An accident doesn’t mean the employee was doing something wrong, Lewis explained. It could have been the car was positioned wrong or they needed a different tool or maybe even the stool they were sitting on wasn’t high enough.
“If you can prevent mistakes, the cost of a quality product is lower,” she said.
The lean culture model reduces costs, increases customer satisfaction, increases delivery time and reduces operator safety, Kaschak said.
“Many times, manufacturers are firefighting through solutions to problems,” Kaschak said. “But those problems often come back. We use an eight-step plan that has been proven effective.”
That process is based on Toyota’s method of plan, do, check and act, which is the skeleton of the eight steps, he said.
“If it doesn’t work, you choose another method and train all employees on it,” Kaschak said.

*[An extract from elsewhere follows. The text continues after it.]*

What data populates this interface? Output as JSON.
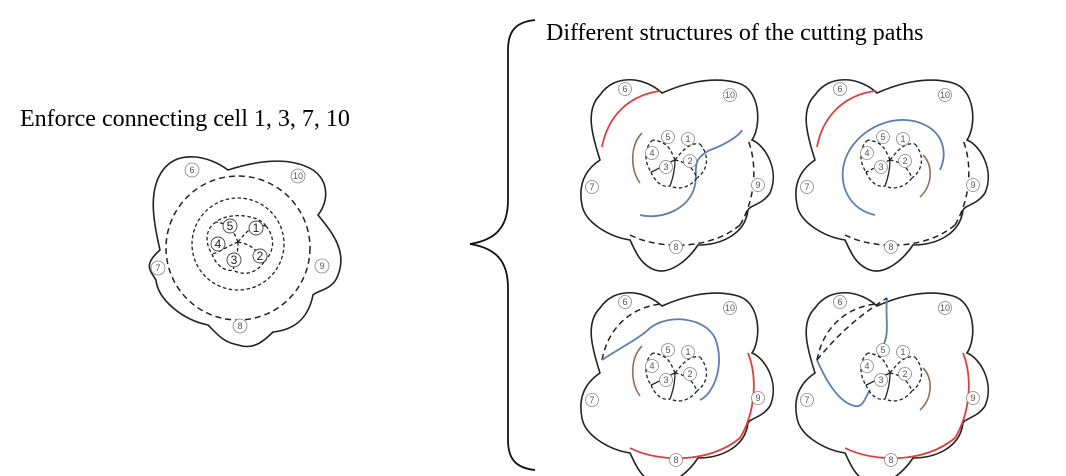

MRC brings Hoseus, who was one of the first employees at the nine million square foot Toyota facility, to Allentown for three days each year. It was through that connection that this tour was possible.

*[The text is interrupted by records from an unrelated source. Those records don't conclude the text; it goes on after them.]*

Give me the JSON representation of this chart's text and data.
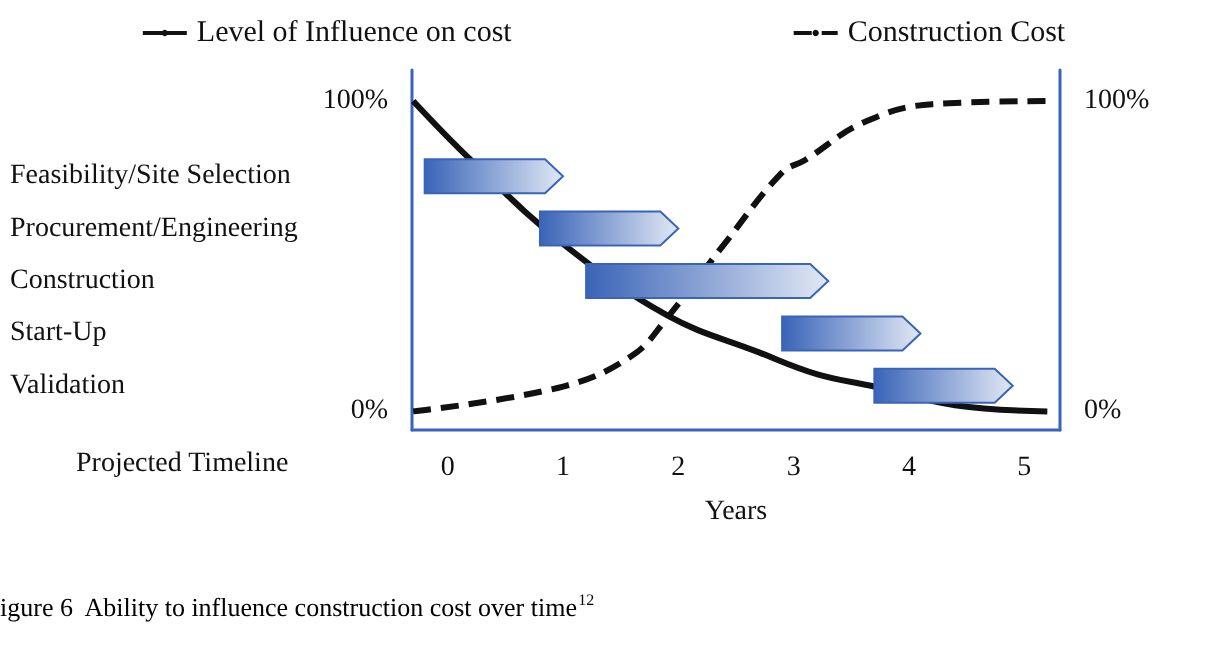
{
  "chart_data": [
    {
      "type": "line",
      "xlabel": "Years",
      "annotations": [
        "Projected Timeline",
        "igure 6  Ability to influence construction cost over time$^{12}$"
      ],
      "xlim": [
        -0.31,
        5.31
      ],
      "xticks": [
        0,
        1,
        2,
        3,
        4,
        5
      ],
      "ylim": [
        -6,
        110
      ],
      "yticks": [
        {
          "value": 0,
          "label": "0%"
        },
        {
          "value": 100,
          "label": "100%"
        }
      ],
      "y2lim": [
        -6,
        110
      ],
      "y2ticks": [
        {
          "value": 0,
          "label": "0%"
        },
        {
          "value": 100,
          "label": "100%"
        }
      ],
      "legend": "top",
      "grid": false,
      "marker": "none",
      "series": [
        {
          "name": "Level of Influence on cost",
          "color": "#111111",
          "line_style": "solid",
          "x": [
            -0.3,
            0.2,
            1.0,
            1.9,
            2.7,
            3.2,
            3.7,
            4.4,
            5.2
          ],
          "values": [
            100,
            81,
            54,
            31,
            19,
            12,
            8,
            2,
            0
          ]
        },
        {
          "name": "Construction Cost",
          "color": "#111111",
          "line_style": "dashed",
          "x": [
            -0.3,
            1.0,
            1.6,
            1.9,
            2.4,
            2.9,
            3.1,
            3.6,
            4.2,
            5.2
          ],
          "values": [
            0,
            8,
            18,
            30,
            54,
            77,
            81,
            93,
            99,
            100
          ]
        }
      ]
    },
    {
      "type": "bar",
      "orientation": "horizontal",
      "xlim": [
        -0.31,
        5.31
      ],
      "xticks": [
        0,
        1,
        2,
        3,
        4,
        5
      ],
      "tick_labels": "y",
      "color": "#3a64b8",
      "categories": [
        "Feasibility/Site Selection",
        "Procurement/Engineering",
        "Construction",
        "Start-Up",
        "Validation"
      ],
      "base": [
        -0.2,
        0.8,
        1.2,
        2.9,
        3.7
      ],
      "values": [
        1.2,
        1.2,
        2.1,
        1.2,
        1.2
      ]
    }
  ]
}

He is the executive director for the Center for Quality People & Organizations (CQPO), an organization developed in 1999 as a vision of Toyota Motor Manufacturing to share Lean Quality philosophy and human resource practices with education, business, and community organizations.
“Not anyone can go to Toyota,” Lewis said. “This was a private tour that was great to provide for our manufacturers. They told us about their successes, struggles and we could ask questions.”
Chantal Warner, supply chain product engineer, who works in the Global Process Improvement department, Lutron Electronics Co. Inc., said, she is grateful to have been able to walk through Toyota Motor Manufacturing Kentucky, Aichi Forge and Hitachi Astemo and go to the gemba.
The trip showed her the company needs to ensure there is a system in place to support the behaviors and cultures it wants to develop for employees.
“Without the system aligned to our guiding principles, there is no way to drive the culture to the ideal state,” Warner said. “An aligned system will then allow us to select the correct tools needed to achieve the results we desire.”
Warner said after returning from the trip she has begun reviewing the systems Lutron has in place and is asking questions to ensure the expectations around the company’s processes are clear.
“I am currently working on a documentation to capture these expectations to help coach and guide the leaders of our facilities,” she said. “The feedback I have received thus far has been helpful and really helped to show the team the gaps we have in our process. I aim to continue to develop this system and try this at one of our facilities.”
One of the most noteworthy points for Warner was the discussions around problem solving.
“In our discussions, we reviewed the purpose of standard work as an opportunity to solve problems. Standard work is not simply a document to hold people
accountable to,” she said. “We should be using the documented standard work to measure against, to determine current state, our actual condition now.”
Kaschak said the process of lean culture is one that needs to be continually practiced. Those that do, he said, are the successful ones.
“This helps retain employees,” he said. “Young people want to be involved in the process.”
While the concept might sound easy, Kaschak said it takes time and practice.
“You will stumble but as long as you have the three elements in mind, you will succeed,” he added.
Lewis said the method is taught at MRC several times a year. The six-day course teaches the fundamentals of the method and how to put them into practice.
MRC has a factory simulator on site so participants can learn in a chaotic environment.
“This is a realistic setting where they receive orders and produce tangible products,” Lewis said. “We coach them through problems so they can deliver a quality product the customer expects.”
MRC also runs a Master Lean Certification once a year that runs for 12 days. Kaschak said his team goes on site to practice the methodology with real problems and opportunities.
“This allows visibility into real problems,” he said. And while it benefits the host, it benefits the participants as well because they see it in action in real time.
“This allows participants to think outside the box to advance their journey,” Lewis said.